Before switching, I decided to do a little performance comparison, and the results surprised me. I hope someone can find a bug in my Hibernate example or point to some relevant information for tuning my code.
The test uses 2 tables: a Basket table and a BasketItem table. One Basket can have many items (similar to the Blog/BlogItem example in the documentation).
In my test I have 100 Baskets with 1000 BasketItems in each Basket - a total of 100.000 rows.
I iterate through all Basket and BasketItem objects and measure the time used using 3 different methods:
Method 1: Using plain JDBC with the following pseudocode:
Code:
Baskets = select * from Basket
foreach basket in Baskets {
Items = select * from BasketItem where basketId=b.id
foreach item in Items {
doSometingWithItem
}
}
This results in 101 select statements and
it uses about 8 seconds to finish.

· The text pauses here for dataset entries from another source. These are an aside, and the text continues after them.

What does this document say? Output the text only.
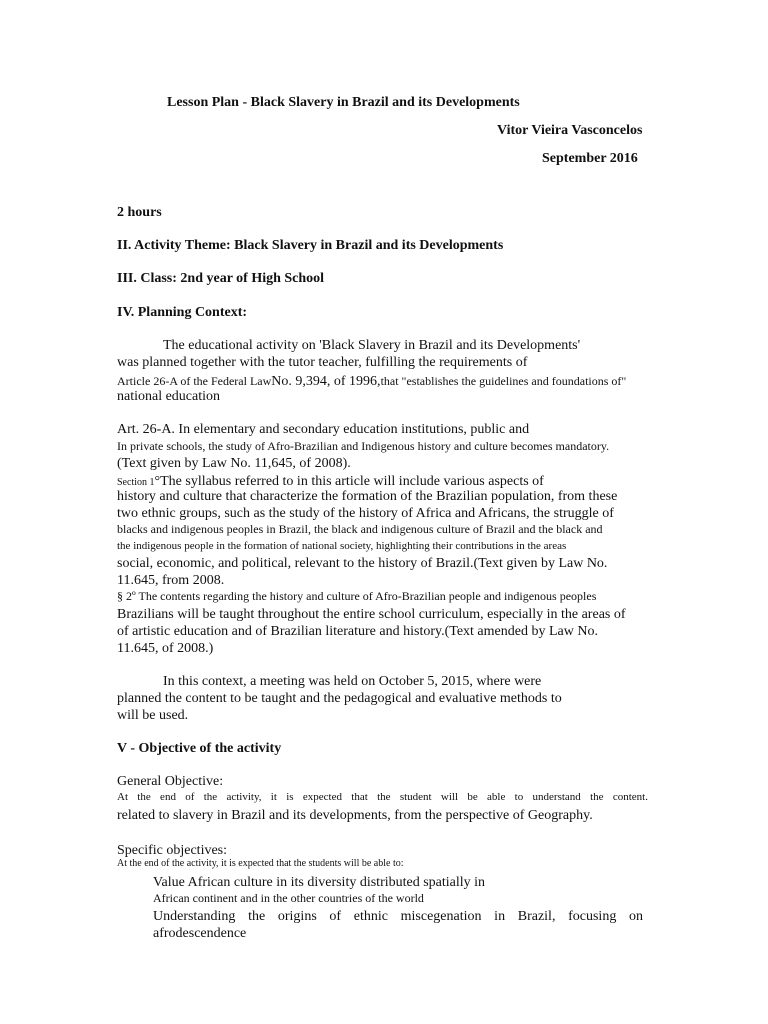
Lesson Plan - Black Slavery in Brazil and its Developments
Vitor Vieira Vasconcelos
September 2016
2 hours
II. Activity Theme: Black Slavery in Brazil and its Developments
III. Class: 2nd year of High School
IV. Planning Context:
The educational activity on 'Black Slavery in Brazil and its Developments'
was planned together with the tutor teacher, fulfilling the requirements of
Article 26-A of the Federal LawNo. 9,394, of 1996,that "establishes the guidelines and foundations of"
national education
Art. 26-A. In elementary and secondary education institutions, public and
In private schools, the study of Afro-Brazilian and Indigenous history and culture becomes mandatory.
(Text given by Law No. 11,645, of 2008).
Section 1°The syllabus referred to in this article will include various aspects of
history and culture that characterize the formation of the Brazilian population, from these
two ethnic groups, such as the study of the history of Africa and Africans, the struggle of
blacks and indigenous peoples in Brazil, the black and indigenous culture of Brazil and the black and
the indigenous people in the formation of national society, highlighting their contributions in the areas
social, economic, and political, relevant to the history of Brazil.(Text given by Law No.
11.645, from 2008.
§ 2º The contents regarding the history and culture of Afro-Brazilian people and indigenous peoples
Brazilians will be taught throughout the entire school curriculum, especially in the areas of
of artistic education and of Brazilian literature and history.(Text amended by Law No.
11.645, of 2008.)
In this context, a meeting was held on October 5, 2015, where were
planned the content to be taught and the pedagogical and evaluative methods to
will be used.
V - Objective of the activity
General Objective:
At the end of the activity, it is expected that the student will be able to understand the content.
related to slavery in Brazil and its developments, from the perspective of Geography.
Specific objectives:
At the end of the activity, it is expected that the students will be able to:
Value African culture in its diversity distributed spatially in
African continent and in the other countries of the world
Understanding the origins of ethnic miscegenation in Brazil, focusing on
afrodescendence
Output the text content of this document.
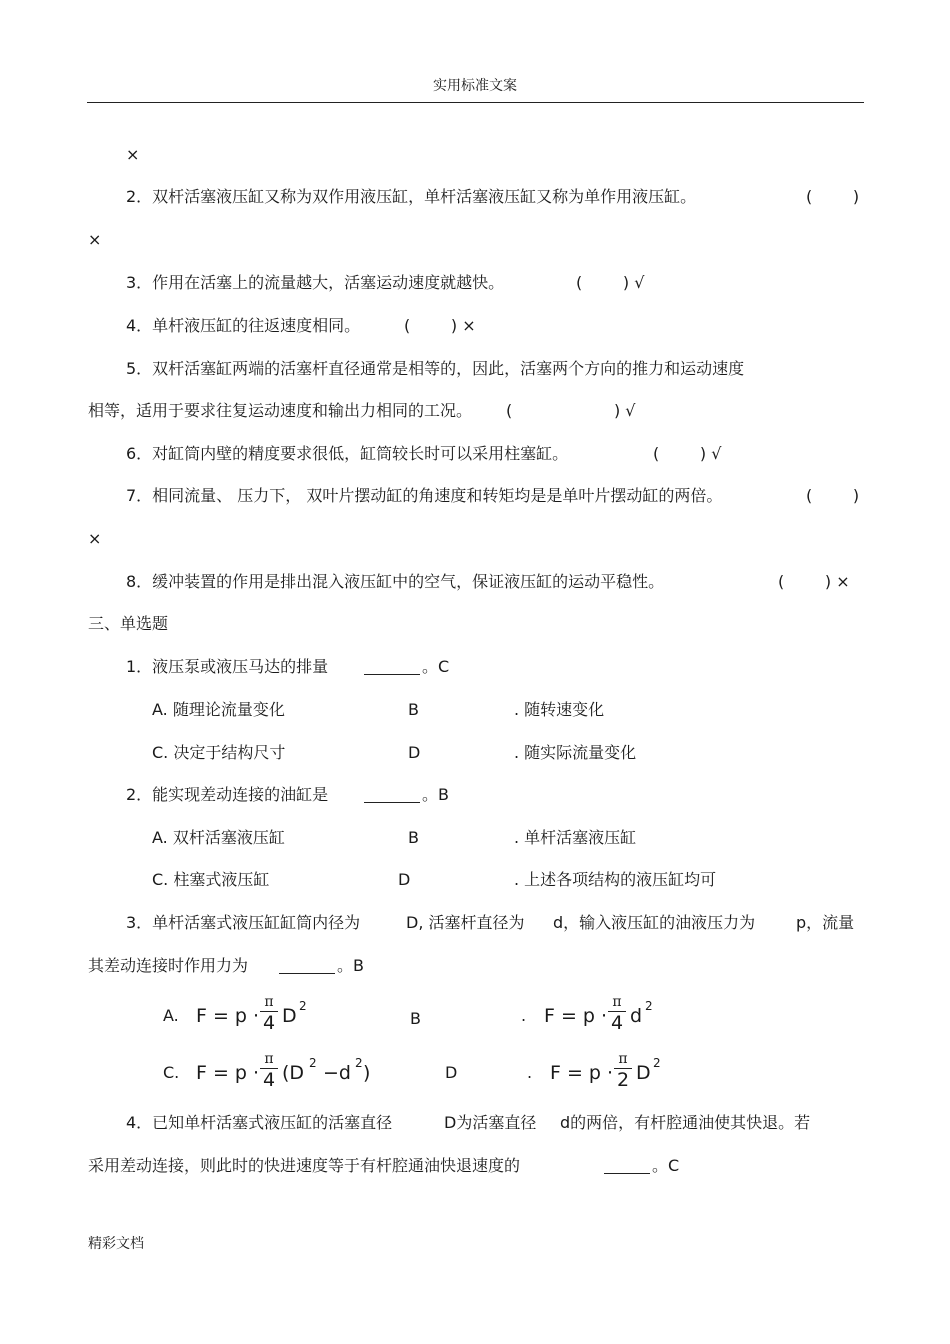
实用标准文案
×
2．双杆活塞液压缸又称为双作用液压缸，单杆活塞液压缸又称为单作用液压缸。	(        )
×
3．作用在活塞上的流量越大，活塞运动速度就越快。	(        ) √
4．单杆液压缸的往返速度相同。	(        ) ×
5．双杆活塞缸两端的活塞杆直径通常是相等的，因此，活塞两个方向的推力和运动速度
相等，适用于要求往复运动速度和输出力相同的工况。 (                    ) √
6．对缸筒内壁的精度要求很低，缸筒较长时可以采用柱塞缸。	(        ) √
7．相同流量、 压力下， 双叶片摆动缸的角速度和转矩均是是单叶片摆动缸的两倍。	(        )
×
8．缓冲装置的作用是排出混入液压缸中的空气，保证液压缸的运动平稳性。	(        ) ×
三、单选题
1．液压泵或液压马达的排量	。C
A. 随理论流量变化	B	. 随转速变化
C. 决定于结构尺寸	D	. 随实际流量变化
2．能实现差动连接的油缸是	。B
A. 双杆活塞液压缸	B	. 单杆活塞液压缸
C. 柱塞式液压缸	D	. 上述各项结构的液压缸均可
3．单杆活塞式液压缸缸筒内径为	D, 活塞杆直径为 d，输入液压缸的油液压力为	p，流量
其差动连接时作用力为	。B
A. F = p ·
π
4 D 2
B	. F = p ·
π
4 d 2
C. F = p ·
π
4 (D 2 −d 2 )	D	. F = p ·
π
2 D 2
4．已知单杆活塞式液压缸的活塞直径	D为活塞直径 d的两倍，有杆腔通油使其快退。若
采用差动连接，则此时的快进速度等于有杆腔通油快退速度的	。C
精彩文档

CPU and memory usage is moderate (measured by watching the windows task manager).
Method 2:
Use OJB and
Code:
Query query = new QueryByCriteria(Basket.class, null);
Iterator i = broker.getIteratorByQuery(query);
foreach i:
foreach i.basketItems: doSomeThingWithItem()

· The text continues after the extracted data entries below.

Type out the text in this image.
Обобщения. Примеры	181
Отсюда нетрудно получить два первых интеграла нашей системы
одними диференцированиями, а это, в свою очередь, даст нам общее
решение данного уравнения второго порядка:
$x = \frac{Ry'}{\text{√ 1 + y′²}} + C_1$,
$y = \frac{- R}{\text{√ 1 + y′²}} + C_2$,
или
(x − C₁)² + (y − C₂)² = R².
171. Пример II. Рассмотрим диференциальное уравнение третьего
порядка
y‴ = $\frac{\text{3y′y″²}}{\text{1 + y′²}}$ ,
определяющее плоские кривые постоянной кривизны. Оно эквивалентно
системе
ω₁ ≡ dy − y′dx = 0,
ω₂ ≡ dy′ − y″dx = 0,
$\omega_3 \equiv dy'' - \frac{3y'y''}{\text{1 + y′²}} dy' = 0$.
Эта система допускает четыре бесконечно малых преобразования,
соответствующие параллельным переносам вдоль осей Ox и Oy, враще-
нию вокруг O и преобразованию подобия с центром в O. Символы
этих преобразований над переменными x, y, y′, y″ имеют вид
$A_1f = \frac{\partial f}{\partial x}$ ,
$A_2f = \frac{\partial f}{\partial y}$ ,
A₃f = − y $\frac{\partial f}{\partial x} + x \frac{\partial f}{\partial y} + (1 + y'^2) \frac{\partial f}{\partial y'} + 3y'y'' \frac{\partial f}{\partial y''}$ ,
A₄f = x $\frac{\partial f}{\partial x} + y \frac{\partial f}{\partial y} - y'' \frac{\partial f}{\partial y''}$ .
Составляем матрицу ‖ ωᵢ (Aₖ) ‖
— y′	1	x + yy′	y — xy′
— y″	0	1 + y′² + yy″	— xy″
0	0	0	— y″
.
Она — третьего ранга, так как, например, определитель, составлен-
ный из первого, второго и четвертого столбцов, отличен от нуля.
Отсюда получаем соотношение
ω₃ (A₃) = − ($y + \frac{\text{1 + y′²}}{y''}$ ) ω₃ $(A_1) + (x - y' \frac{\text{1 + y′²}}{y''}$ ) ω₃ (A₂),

This uses about 13 seconds to finish. Memory use is about 3 times (120Mb) as much as the plain JDBC code and CPU usage is slightly higher - this is still acceptable.
Method 3:
Use Hibernate... BTW: I'm using Hibernate 2.1.

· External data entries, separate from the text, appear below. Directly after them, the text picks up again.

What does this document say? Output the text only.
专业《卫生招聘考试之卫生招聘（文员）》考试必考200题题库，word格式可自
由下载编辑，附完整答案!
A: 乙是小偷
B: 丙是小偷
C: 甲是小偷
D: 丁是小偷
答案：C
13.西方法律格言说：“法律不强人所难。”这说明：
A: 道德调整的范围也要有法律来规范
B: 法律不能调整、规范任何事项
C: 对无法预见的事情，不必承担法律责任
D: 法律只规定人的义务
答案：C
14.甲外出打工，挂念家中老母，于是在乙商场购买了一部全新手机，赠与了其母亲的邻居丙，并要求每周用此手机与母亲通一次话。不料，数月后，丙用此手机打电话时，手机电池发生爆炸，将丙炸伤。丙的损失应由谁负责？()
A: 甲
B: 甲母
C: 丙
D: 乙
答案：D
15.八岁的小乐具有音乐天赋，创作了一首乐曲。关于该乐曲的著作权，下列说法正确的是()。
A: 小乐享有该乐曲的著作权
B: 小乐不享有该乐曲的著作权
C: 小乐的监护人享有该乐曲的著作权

I've tried different setups here, all with miserable results...
I'm using a List as the 1-m Collection. and I've tried the following:
Use outer-join and fetch: This was a totalt disaster (no big surprise as this is not encouraged in the Best Practices section in the documentation). This used about 120 seconds to finish and used about 540 Mb memory and 100% CPU... The problem with fetch is that it's not possible to get an iterator - I have to read all objects to memory first (at least I've not been able to get an iterator for fetch queries without reading it all into memory).
Second try: Use session.iterate("From BASKET in class Basket").
This is much better,
but it still uses about 22 seconds to finish and worse: it uses about 500Mb memory and 90%CPU...
I've experimented with different settings for lazy, cascade and batch-size parameters in the mapping file, but I've got no significant performance improvements with different settings.
Anyone who has a tip to improve performance? Iterating over large 1-m collections must be a common usage???